Avec près de 8 % du capital, les Peugeot demeurent le deuxième actionnaire de Stellantis, loin derrière Exor et ses plus de 15 %. Cette position limite mécaniquement leur capacité à peser face à la famille Agnelli, d’autant plus que l’accord de statu quo issu de la fusion de 2021 empêche toute montée rapide au capital avant 2028. C’est précisément sur ce point que Xavier Peugeot et son frère Thierry avaient tenté d’ouvrir le débat. Leur conviction : la famille aurait dû profiter des années fastes pour renforcer sa participation et, potentiellement, revendiquer un second siège au conseil.

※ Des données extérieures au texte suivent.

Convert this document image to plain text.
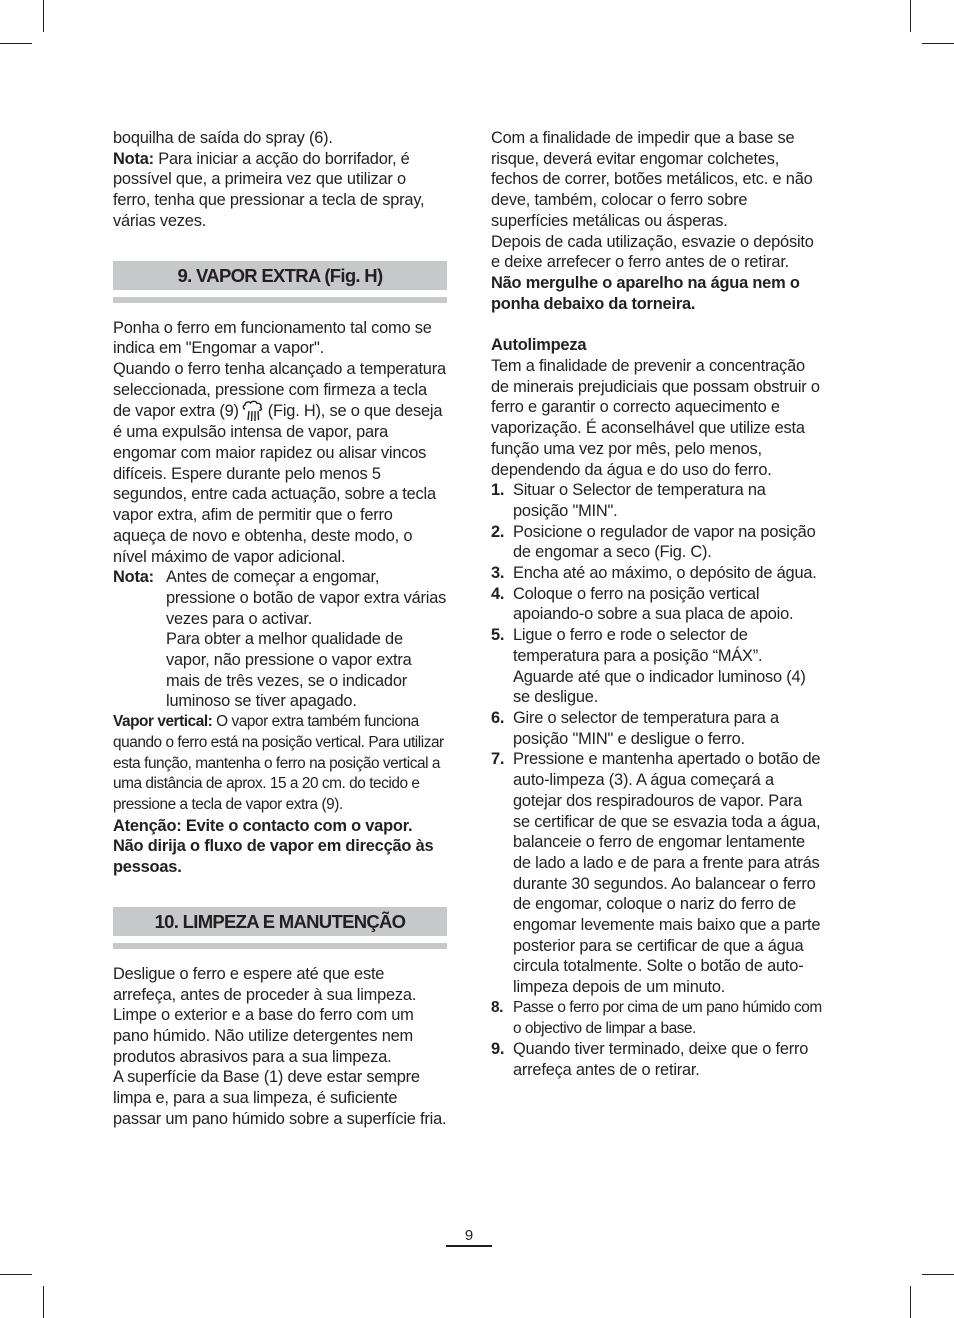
boquilha de saída do spray (6).

Nota: Para iniciar a acção do borrifador, é possível que, a primeira vez que utilizar o ferro, tenha que pressionar a tecla de spray, várias vezes.

9. VAPOR EXTRA (Fig. H)

Ponha o ferro em funcionamento tal como se indica em "Engomar a vapor".

Quando o ferro tenha alcançado a temperatura seleccionada, pressione com firmeza a tecla de vapor extra (9) (Fig. H), se o que deseja é uma expulsão intensa de vapor, para engomar com maior rapidez ou alisar vincos difíceis. Espere durante pelo menos 5 segundos, entre cada actuação, sobre a tecla vapor extra, afim de permitir que o ferro aqueça de novo e obtenha, deste modo, o nível máximo de vapor adicional.

Nota: Antes de começar a engomar, pressione o botão de vapor extra várias vezes para o activar.

Para obter a melhor qualidade de vapor, não pressione o vapor extra mais de três vezes, se o indicador luminoso se tiver apagado.

Vapor vertical: O vapor extra também funciona quando o ferro está na posição vertical. Para utilizar esta função, mantenha o ferro na posição vertical a uma distância de aprox. 15 a 20 cm. do tecido e pressione a tecla de vapor extra (9).

Atenção: Evite o contacto com o vapor. Não dirija o fluxo de vapor em direcção às pessoas.

10. LIMPEZA E MANUTENÇÃO

Desligue o ferro e espere até que este arrefeça, antes de proceder à sua limpeza. Limpe o exterior e a base do ferro com um pano húmido. Não utilize detergentes nem produtos abrasivos para a sua limpeza.

A superfície da Base (1) deve estar sempre limpa e, para a sua limpeza, é suficiente passar um pano húmido sobre a superfície fria.

Com a finalidade de impedir que a base se risque, deverá evitar engomar colchetes, fechos de correr, botões metálicos, etc. e não deve, também, colocar o ferro sobre superfícies metálicas ou ásperas.

Depois de cada utilização, esvazie o depósito e deixe arrefecer o ferro antes de o retirar.

Não mergulhe o aparelho na água nem o ponha debaixo da torneira.

Autolimpeza

Tem a finalidade de prevenir a concentração de minerais prejudiciais que possam obstruir o ferro e garantir o correcto aquecimento e vaporização. É aconselhável que utilize esta função uma vez por mês, pelo menos, dependendo da água e do uso do ferro.

1. Situar o Selector de temperatura na posição "MIN".
2. Posicione o regulador de vapor na posição de engomar a seco (Fig. C).
3. Encha até ao máximo, o depósito de água.
4. Coloque o ferro na posição vertical apoiando-o sobre a sua placa de apoio.
5. Ligue o ferro e rode o selector de temperatura para a posição “MÁX”. Aguarde até que o indicador luminoso (4) se desligue.
6. Gire o selector de temperatura para a posição "MIN" e desligue o ferro.
7. Pressione e mantenha apertado o botão de auto-limpeza (3). A água começará a gotejar dos respiradouros de vapor. Para se certificar de que se esvazia toda a água, balanceie o ferro de engomar lentamente de lado a lado e de para a frente para atrás durante 30 segundos. Ao balancear o ferro de engomar, coloque o nariz do ferro de engomar levemente mais baixo que a parte posterior para se certificar de que a água circula totalmente. Solte o botão de auto-limpeza depois de um minuto.
8. Passe o ferro por cima de um pano húmido com o objectivo de limpar a base.
9. Quando tiver terminado, deixe que o ferro arrefeça antes de o retirar.
9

Une option désormais écartée, Peugeot Invest privilégiant toujours une stratégie de diversification plutôt qu’un recentrage sur l’automobile.

Le maintien de Robert Peugeot envoie également un message clair à Antonio Filosa et à l’équipe dirigeante issue de l’ex-FCA. La famille Peugeot ne cherche pas, à ce stade, à reprendre la main sur les orientations opérationnelles du groupe. Elle accepte implicitement la nouvelle dynamique impulsée depuis Turin et Detroit, tout en conservant un rôle d’équilibre au sein du conseil. Reste à savoir comment Robert Peugeot utilisera ces deux dernières années. S’agira-t-il d’un mandat de transition, visant à préparer une relève consensuelle, ou d’une période durant laquelle la famille tentera de redéfinir discrètement sa stratégie d’influence ? À l’heure où Stellantis doit préciser ses choix industriels, la question demeure ouverte.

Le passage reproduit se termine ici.